Objective: To assess whether the risk for nonsentinel node metastases may be predicted, thus sparing a subgroup of patients with breast carcinoma and a positive sentinel lymph node (SLN) biopsy completion axillary lymph node dissection (ALND).
Summary background data: The SLN is the only involved axillary lymph node in the majority of the patients undergoing ALND for a positive SLN biopsy. A model to predict the status of nonsentinel axillary lymph nodes could help tailor surgical therapy to those patients most likely to benefit from completion ALND.
Methods: All the axillary sentinel and nonsentinel lymph nodes of 1228 patients were reviewed histologically and reclassified according to the current TNM classification of malignant tumors as bearing isolated tumor cells only, micrometastases, or (macro)metastases. The prevalence of metastases in nonsentinel lymph nodes was correlated to the type of SLN involvement and the size of the metastasis, the number of affected SLNs, and the prospectively collected clinicopathologic variables of the primary tumors.

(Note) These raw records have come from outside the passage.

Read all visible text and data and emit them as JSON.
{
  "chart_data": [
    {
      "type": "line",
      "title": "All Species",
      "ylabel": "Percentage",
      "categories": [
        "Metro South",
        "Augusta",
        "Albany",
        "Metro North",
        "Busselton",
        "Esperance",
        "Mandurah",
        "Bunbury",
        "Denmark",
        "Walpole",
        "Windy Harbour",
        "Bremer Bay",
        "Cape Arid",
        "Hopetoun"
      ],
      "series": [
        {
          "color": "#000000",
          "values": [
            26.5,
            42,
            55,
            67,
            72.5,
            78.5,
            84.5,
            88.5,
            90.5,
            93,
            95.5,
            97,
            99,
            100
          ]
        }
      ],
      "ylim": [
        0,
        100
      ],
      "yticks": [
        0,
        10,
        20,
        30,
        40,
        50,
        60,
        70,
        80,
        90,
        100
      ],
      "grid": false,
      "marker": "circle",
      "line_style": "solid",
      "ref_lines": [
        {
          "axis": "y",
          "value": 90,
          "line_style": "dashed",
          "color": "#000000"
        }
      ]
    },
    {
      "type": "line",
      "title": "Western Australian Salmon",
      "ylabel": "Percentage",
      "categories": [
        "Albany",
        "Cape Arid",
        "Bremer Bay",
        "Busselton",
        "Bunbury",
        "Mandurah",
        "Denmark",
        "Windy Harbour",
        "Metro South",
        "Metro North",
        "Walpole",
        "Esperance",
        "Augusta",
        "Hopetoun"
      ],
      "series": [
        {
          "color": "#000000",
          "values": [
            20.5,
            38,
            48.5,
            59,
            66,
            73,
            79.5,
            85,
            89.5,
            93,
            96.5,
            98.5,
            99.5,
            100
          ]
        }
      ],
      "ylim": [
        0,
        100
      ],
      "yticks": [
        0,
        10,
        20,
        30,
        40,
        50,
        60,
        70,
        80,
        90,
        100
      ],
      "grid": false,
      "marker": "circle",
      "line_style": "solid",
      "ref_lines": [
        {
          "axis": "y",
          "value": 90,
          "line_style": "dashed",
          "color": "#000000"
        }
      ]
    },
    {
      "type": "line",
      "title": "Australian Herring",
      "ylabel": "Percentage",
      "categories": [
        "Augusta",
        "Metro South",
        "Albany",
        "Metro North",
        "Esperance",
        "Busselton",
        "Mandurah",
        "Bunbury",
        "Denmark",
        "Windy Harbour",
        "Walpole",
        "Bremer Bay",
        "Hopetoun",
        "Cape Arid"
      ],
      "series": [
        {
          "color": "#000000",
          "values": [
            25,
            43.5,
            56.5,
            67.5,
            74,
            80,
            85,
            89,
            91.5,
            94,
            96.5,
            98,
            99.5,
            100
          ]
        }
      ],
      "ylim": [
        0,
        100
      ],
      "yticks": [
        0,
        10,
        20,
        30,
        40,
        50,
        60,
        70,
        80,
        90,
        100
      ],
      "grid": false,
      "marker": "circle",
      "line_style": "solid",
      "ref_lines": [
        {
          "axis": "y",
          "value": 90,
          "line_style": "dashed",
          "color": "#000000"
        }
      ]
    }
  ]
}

Results: In multivariate analysis, further axillary involvement was significantly associated with the type and size of SLN metastases, the number of affected SLNs, and the occurrence of peritumoral vascular invasion in the primary tumor. A predictive model based on the characteristics most strongly associated with nonsentinel node metastases was able to identify subgroups of patients at significantly different risk for further axillary involvement.
Conclusions: Patients with the most favorable combination of predictive factors still have no less than 13% risk for nonsentinel lymph node metastases and should be offered completion ALND outside of clinical trials of SLN biopsy without back-up axillary clearing.